Anyway then I washed all my dishes and sat on my porch “blague-ing” with Ousmane, this other student who has only recently started coming around and whose name I don’t know, and Ousmane II until Mamadou came to get me and I went to his house for dinner, which is only just down the road, across from the mosque, about a 2-3 minute walk.

So at first he was going to do what everyone does and give me a plastic chair and have me eat inside by myself but while he was getting the chairs I plopped down on an empty stool in the circle of the family, who had been waiting for me to arrive before they ate and said the word “ensemble”. And I think they were all a little surprised. Especially when I refused the spoon and said I wanted to eat with my hands like a Guinean, though I can NOT eat as fast as they do and was the last person finishing my triangle of the big plate. It was an awesome “mafe hakko bantara” (manioc leaf sauce) with fresh piments, just how I like it! And it was burning my fingers as I was eating it was so fresh and piping hot. And I love this family because they are like me and like to eat with A LOT of sauce. Like, more sauce than rice. Praise Allah.

It was the grandma who had made the sauce and I said “al barka” (God bless you) like 50 times and want to turn them into my family. There are a lot of them, including Aisiatou, who is one of two girls in the 10th grade here. I am trying to take her and the other 10th grade girl, Maimouna, to the girls’ conference in Mamou next month. Maimouna already said she could go, so now I have to figure out a way to raise the “community contribution” which is 15 mille per girl (or about $3). I think first thing I will do is ask the CRD (elected community office).

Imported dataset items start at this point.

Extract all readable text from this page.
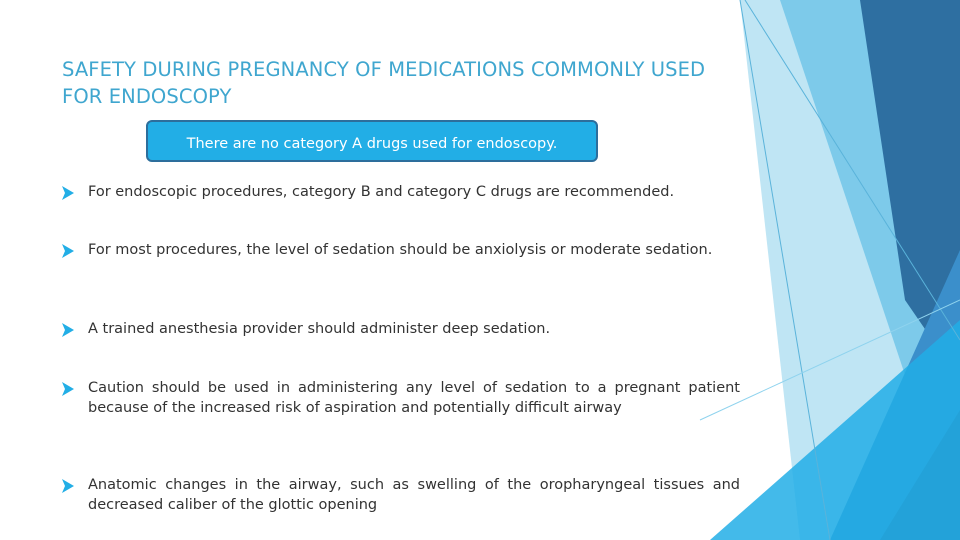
SAFETY DURING PREGNANCY OF MEDICATIONS COMMONLY USED FOR ENDOSCOPY
There are no category A drugs used for endoscopy.
For endoscopic procedures, category B and category C drugs are recommended.
For most procedures, the level of sedation should be anxiolysis or moderate sedation.
A trained anesthesia provider should administer deep sedation.
Caution should be used in administering any level of sedation to a pregnant patient because of the increased risk of aspiration and potentially difficult airway
Anatomic changes in the airway, such as swelling of the oropharyngeal tissues and decreased caliber of the glottic opening
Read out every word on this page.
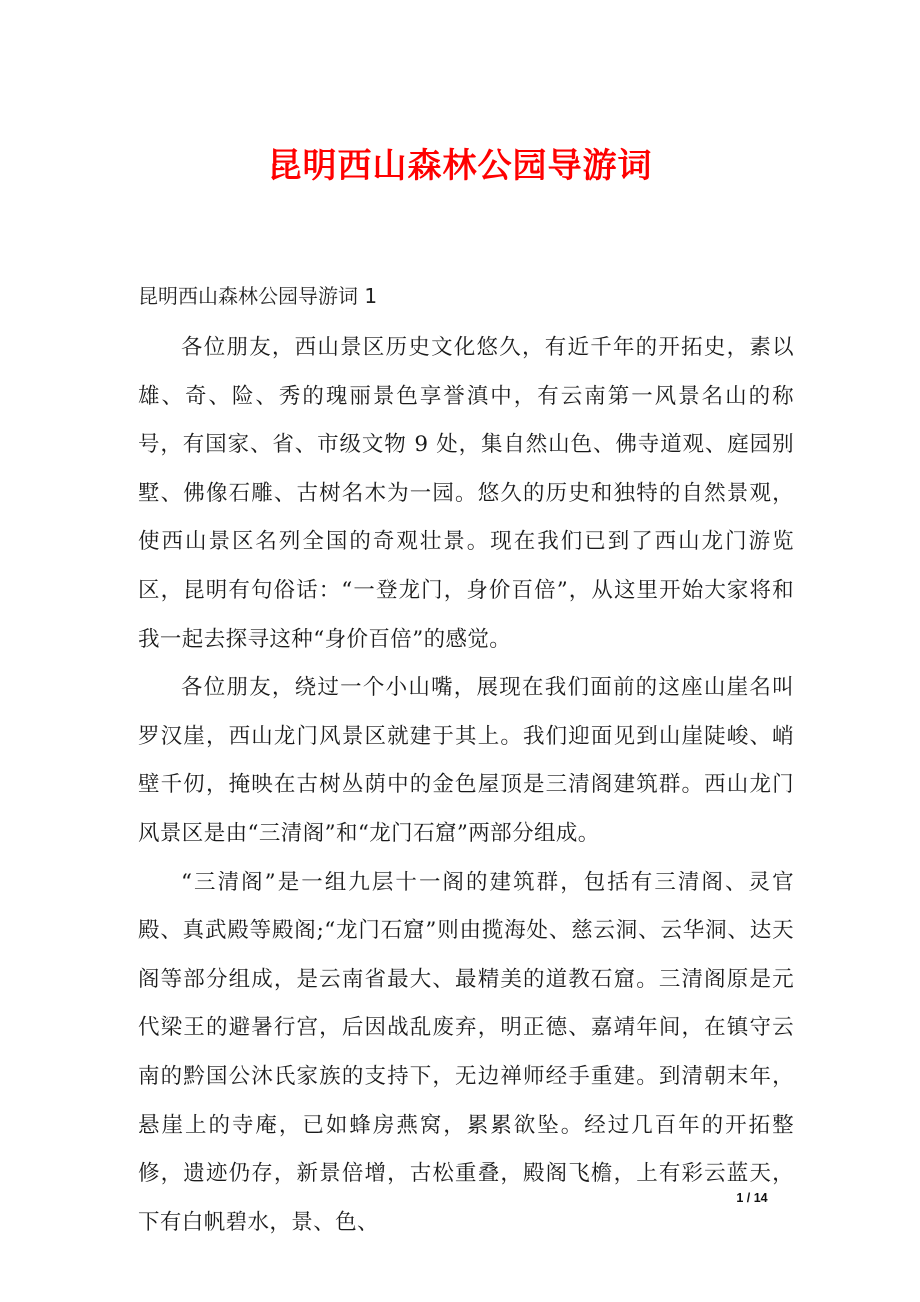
昆明西山森林公园导游词
昆明西山森林公园导游词 1

各位朋友，西山景区历史文化悠久，有近千年的开拓史，素以雄、奇、险、秀的瑰丽景色享誉滇中，有云南第一风景名山的称号，有国家、省、市级文物 9 处，集自然山色、佛寺道观、庭园别墅、佛像石雕、古树名木为一园。悠久的历史和独特的自然景观，使西山景区名列全国的奇观壮景。现在我们已到了西山龙门游览区，昆明有句俗话：“一登龙门，身价百倍”，从这里开始大家将和我一起去探寻这种“身价百倍”的感觉。

各位朋友，绕过一个小山嘴，展现在我们面前的这座山崖名叫罗汉崖，西山龙门风景区就建于其上。我们迎面见到山崖陡峻、峭壁千仞，掩映在古树丛荫中的金色屋顶是三清阁建筑群。西山龙门风景区是由“三清阁”和“龙门石窟”两部分组成。

“三清阁”是一组九层十一阁的建筑群，包括有三清阁、灵官殿、真武殿等殿阁;“龙门石窟”则由揽海处、慈云洞、云华洞、达天阁等部分组成，是云南省最大、最精美的道教石窟。三清阁原是元代梁王的避暑行宫，后因战乱废弃，明正德、嘉靖年间，在镇守云南的黔国公沐氏家族的支持下，无边禅师经手重建。到清朝末年，悬崖上的寺庵，已如蜂房燕窝，累累欲坠。经过几百年的开拓整修，遗迹仍存，新景倍增，古松重叠，殿阁飞檐，上有彩云蓝天，下有白帆碧水，景、色、

1 / 14
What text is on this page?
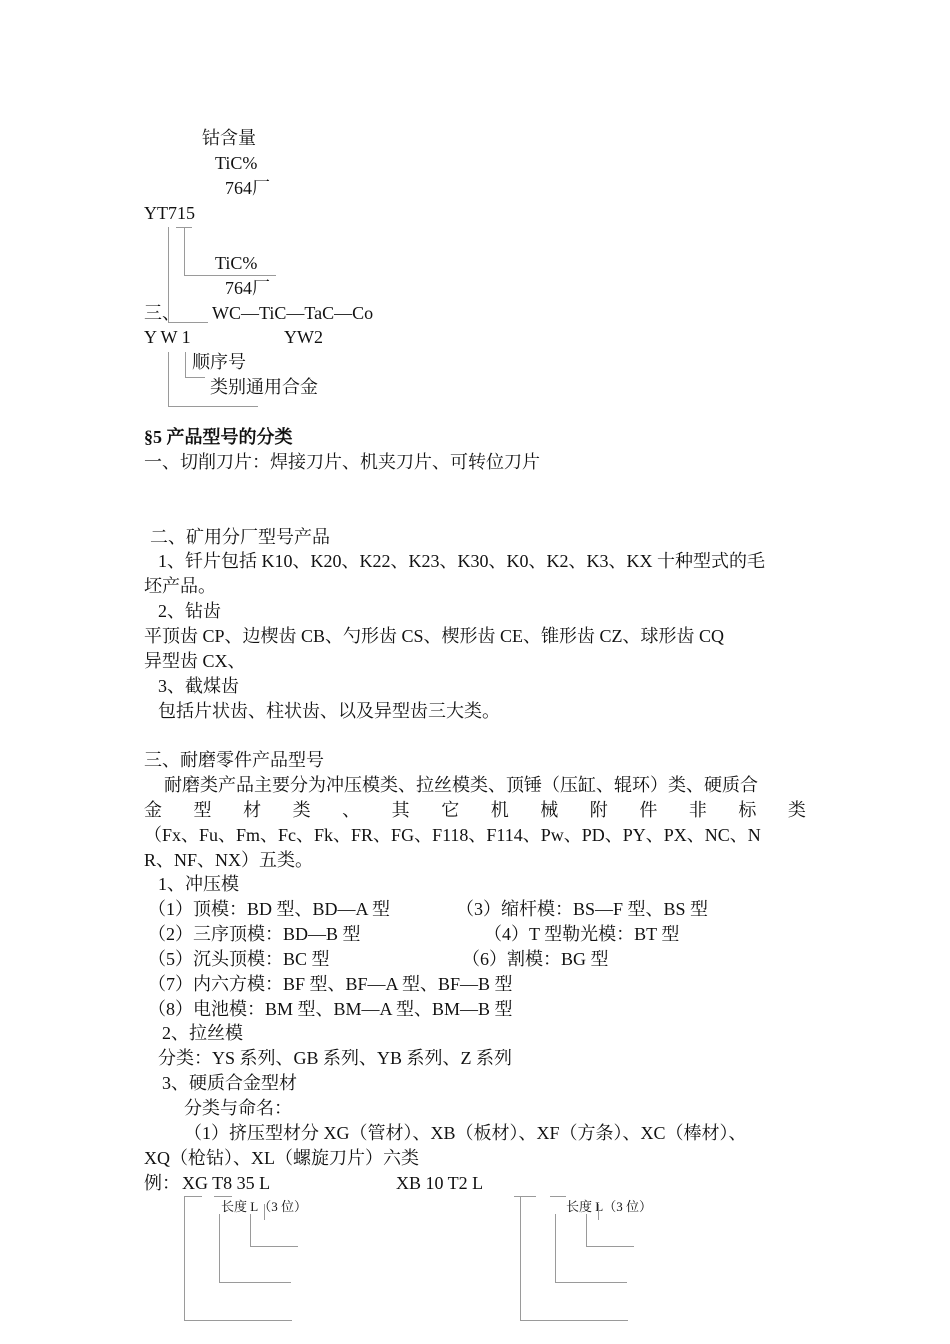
钴含量
TiC%
764厂
YT715
TiC%
764厂
三、 WC—TiC—TaC—Co
Y W 1	YW2
顺序号
类别通用合金
§5 产品型号的分类
一、切削刀片：焊接刀片、机夹刀片、可转位刀片
二、矿用分厂型号产品
1、钎片包括 K10、K20、K22、K23、K30、K0、K2、K3、KX 十种型式的毛
坯产品。
2、钻齿
平顶齿 CP、边楔齿 CB、勺形齿 CS、楔形齿 CE、锥形齿 CZ、球形齿 CQ
异型齿 CX、
3、截煤齿
包括片状齿、柱状齿、以及异型齿三大类。
三、耐磨零件产品型号
耐磨类产品主要分为冲压模类、拉丝模类、顶锤（压缸、辊环）类、硬质合
金 型 材 类 、 其 它 机 械 附 件 非 标 类
（Fx、Fu、Fm、Fc、Fk、FR、FG、F118、F114、Pw、PD、PY、PX、NC、N
R、NF、NX）五类。
1、冲压模
（1）顶模：BD 型、BD—A 型	（3）缩杆模：BS—F 型、BS 型
（2）三序顶模：BD—B 型	（4）T 型勒光模：BT 型
（5）沉头顶模：BC 型	（6）割模：BG 型
（7）内六方模：BF 型、BF—A 型、BF—B 型
（8）电池模：BM 型、BM—A 型、BM—B 型
2、拉丝模
分类：YS 系列、GB 系列、YB 系列、Z 系列
3、硬质合金型材
分类与命名：
（1）挤压型材分 XG（管材）、XB（板材）、XF（方条）、XC（棒材）、
XQ（枪钻）、XL（螺旋刀片）六类
例： XG T8 35 L	XB 10 T2 L
长度 L（3 位）	长度 L（3 位）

Also Madame Fofana who is a volunteer at the Centre de Sante made me “mafe tiga” (peanut sauce) for lunch today and sent it over with Nene and it was really good (she said she’d make it for me after I gave her my leftover produce before I left town last, which included potatoes, avocadoes and a coconut. I gave it to her because she said she only eats bread because she lives alone here and doesn’t have anything to cook with – her family lives in a big city to the south and her husband sends her money to live on which is why she is a volunteer but she hasn’t sort of “permanentized” her living situation i.e. setting up a “kitchen”). She also included her famous homemade piment sauce which is always a great touch to any plate of rice and sauce. And this morning Safi at the boutique had a pretty good peanut sauce, so when it comes down to it, I actually ate three meals of rice and sauce today. Now THAT’S truly Guinean.